By Sunghyun Bae
In May 2025, the U.K. government announced the Immigration White Paper(“Restoring Control over the Immigration System”), covering perceived issues of the current system and proposed solutions. The stated purpose of the government is to reduce overall immigration to the United Kingdom, including foreign students.
Among the changes were a revision to the international student policy, imposing a new 6% levy on international student tuition fees with the stated aim to funnel funds back into the UK’s higher education and skills sector. In addition, the government plans on tightening regulations on schools that sponsor international students. Sponsors must meet the BCA(Basic Compliance Assessment) thresholds; a visa refusal rate of less than 10%, a course enrollment rate of at least 90% and a course completion rate of at least 90%. Finally, the UK Government plans on reducing the stay period of graduates to 18 months from the original two years.
The UK government reasoning for such changes is to reduce international student numbers mainly because rapid growth in study visas (especially master’s courses and dependents) has contributed significantly to net migration, and many Graduate route visa holders are working in lower-skilled jobs than intended, meaning their economic contribution is lower than expected.

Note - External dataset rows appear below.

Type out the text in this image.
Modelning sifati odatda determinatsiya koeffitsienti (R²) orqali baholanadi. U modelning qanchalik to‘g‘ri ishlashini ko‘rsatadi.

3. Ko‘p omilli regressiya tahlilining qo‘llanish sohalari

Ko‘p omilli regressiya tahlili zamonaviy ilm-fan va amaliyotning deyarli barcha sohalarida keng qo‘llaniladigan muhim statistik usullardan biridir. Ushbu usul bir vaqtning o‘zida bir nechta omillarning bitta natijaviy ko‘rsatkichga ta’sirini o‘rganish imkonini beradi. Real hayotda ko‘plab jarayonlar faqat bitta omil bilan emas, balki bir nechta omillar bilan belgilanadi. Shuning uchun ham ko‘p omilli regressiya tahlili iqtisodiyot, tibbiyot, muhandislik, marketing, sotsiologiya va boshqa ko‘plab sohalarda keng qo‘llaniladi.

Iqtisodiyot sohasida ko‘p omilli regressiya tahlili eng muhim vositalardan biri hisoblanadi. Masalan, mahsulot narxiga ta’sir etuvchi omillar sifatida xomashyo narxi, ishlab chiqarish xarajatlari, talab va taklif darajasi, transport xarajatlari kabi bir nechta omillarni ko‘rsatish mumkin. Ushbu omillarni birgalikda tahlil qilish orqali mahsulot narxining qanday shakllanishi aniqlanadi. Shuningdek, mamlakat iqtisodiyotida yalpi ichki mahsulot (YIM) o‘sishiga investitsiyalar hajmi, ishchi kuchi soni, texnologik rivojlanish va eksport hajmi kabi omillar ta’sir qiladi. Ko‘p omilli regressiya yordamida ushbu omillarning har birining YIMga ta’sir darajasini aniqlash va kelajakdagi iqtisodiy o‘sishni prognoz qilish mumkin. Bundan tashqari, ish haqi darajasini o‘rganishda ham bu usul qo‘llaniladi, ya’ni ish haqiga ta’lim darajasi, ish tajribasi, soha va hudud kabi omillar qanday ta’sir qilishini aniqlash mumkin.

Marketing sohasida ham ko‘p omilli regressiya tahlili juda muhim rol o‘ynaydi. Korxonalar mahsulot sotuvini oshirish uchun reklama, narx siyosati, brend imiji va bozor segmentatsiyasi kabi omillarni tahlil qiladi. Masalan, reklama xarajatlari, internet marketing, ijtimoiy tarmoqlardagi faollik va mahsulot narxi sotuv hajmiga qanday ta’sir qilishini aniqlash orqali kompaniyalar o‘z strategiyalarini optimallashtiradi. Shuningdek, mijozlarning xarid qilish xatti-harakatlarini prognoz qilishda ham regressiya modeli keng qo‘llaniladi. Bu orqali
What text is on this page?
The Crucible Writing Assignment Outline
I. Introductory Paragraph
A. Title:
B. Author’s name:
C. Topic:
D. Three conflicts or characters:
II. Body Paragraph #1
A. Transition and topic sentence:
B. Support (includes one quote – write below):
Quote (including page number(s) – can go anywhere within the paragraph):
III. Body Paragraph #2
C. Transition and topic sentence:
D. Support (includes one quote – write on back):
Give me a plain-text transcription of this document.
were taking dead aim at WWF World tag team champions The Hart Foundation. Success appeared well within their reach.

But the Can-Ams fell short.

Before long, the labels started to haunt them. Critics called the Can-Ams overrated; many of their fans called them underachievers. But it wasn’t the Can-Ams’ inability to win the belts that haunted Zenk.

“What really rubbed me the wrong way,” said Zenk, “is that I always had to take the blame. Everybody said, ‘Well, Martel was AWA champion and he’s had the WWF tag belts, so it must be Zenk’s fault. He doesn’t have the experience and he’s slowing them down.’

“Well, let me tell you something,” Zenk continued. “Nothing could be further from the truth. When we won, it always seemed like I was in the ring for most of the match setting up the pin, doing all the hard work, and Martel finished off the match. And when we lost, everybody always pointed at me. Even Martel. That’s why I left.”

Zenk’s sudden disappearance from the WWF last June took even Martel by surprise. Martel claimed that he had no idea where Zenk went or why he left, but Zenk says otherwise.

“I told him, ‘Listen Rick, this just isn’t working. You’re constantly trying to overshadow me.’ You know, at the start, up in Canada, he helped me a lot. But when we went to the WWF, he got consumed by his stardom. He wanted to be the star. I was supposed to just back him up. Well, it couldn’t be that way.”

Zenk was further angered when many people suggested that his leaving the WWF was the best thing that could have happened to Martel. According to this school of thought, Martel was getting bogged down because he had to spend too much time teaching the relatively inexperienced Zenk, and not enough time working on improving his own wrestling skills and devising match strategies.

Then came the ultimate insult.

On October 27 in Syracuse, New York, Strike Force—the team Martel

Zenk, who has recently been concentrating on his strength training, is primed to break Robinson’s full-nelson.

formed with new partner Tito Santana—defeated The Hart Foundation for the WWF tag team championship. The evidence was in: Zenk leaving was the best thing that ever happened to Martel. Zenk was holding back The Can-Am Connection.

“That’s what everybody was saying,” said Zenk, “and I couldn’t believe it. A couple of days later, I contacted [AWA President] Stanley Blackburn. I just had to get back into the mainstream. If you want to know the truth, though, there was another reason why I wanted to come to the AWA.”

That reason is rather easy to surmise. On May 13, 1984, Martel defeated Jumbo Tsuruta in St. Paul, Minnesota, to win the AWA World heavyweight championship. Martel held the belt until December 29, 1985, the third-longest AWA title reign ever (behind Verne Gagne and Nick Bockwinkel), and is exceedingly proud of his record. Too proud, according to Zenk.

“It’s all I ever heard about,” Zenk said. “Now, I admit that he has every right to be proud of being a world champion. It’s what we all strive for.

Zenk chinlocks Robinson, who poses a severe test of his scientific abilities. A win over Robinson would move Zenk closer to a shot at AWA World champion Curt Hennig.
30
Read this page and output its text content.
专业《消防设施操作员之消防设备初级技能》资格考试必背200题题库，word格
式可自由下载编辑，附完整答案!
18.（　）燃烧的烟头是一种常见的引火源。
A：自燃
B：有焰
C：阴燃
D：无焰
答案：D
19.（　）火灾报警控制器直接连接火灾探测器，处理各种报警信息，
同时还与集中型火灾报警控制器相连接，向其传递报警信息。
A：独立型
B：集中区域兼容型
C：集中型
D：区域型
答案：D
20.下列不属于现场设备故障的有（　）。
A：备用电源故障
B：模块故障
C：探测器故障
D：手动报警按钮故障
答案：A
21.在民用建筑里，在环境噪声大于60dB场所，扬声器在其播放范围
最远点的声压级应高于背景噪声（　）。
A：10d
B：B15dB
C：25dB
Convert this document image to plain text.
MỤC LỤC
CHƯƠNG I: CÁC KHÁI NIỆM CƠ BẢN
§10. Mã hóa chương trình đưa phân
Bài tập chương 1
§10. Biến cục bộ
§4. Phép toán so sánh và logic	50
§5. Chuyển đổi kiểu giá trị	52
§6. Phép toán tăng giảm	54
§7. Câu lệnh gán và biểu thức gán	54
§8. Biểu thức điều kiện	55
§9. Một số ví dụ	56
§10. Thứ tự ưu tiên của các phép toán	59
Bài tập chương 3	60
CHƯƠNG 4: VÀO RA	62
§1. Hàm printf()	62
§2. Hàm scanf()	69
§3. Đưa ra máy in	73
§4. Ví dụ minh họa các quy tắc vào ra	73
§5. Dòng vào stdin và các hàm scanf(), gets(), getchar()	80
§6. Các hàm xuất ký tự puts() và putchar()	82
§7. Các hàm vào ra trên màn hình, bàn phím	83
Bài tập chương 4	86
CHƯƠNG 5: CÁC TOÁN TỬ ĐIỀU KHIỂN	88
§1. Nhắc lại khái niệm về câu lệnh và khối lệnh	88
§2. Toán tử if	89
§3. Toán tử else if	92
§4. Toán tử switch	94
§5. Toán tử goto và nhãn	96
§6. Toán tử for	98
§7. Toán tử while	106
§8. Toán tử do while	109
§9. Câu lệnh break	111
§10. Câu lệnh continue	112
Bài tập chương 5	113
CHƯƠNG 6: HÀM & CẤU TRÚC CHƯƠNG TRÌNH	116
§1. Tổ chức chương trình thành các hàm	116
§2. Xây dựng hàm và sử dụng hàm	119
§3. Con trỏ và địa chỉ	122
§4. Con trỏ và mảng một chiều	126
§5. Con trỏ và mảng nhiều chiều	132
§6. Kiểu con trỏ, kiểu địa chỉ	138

The Higher Education Policy Institute says the U.K. government’s proposed 6% levy on international student tuition fees could significantly affect university finances. In a June 30, 2025, commentary, University of Manchester President and Vice-Chancellor Duncan Ivison wrote that while the Labour government aims to use universities to support economic growth through research, innovation and skills development, the levy would reduce revenue that helps offset longstanding funding gaps in teaching and research. At Manchester, the policy could remove about £43 million a year by 2029–30, he said, limiting the university’s ability to invest in academic programs, research and regional development.
An Aug. 8, 2025, HEPI analysis estimated the levy would cost English universities a combined £621 million annually. The institutions projected to face the largest losses include University College London at £42 million, Manchester at £27 million and King’s College London at £22 million. The analysis noted the sector currently generates £10.3 billion a year from international student fees. HEPI said the levy could force universities to cut spending on teaching and research or increase costs for students, which might reduce the United Kingdom’s competitiveness in attracting international applicants.
The group also said it is unclear whether revenue from the levy would be returned to higher education. Combined with other policy changes, such as shorter post-study work rights and stricter compliance rules, the measure could contribute to financial pressures and affect international enrollment.
It is yet to be seen whether the U.K. government will follow through with these plans.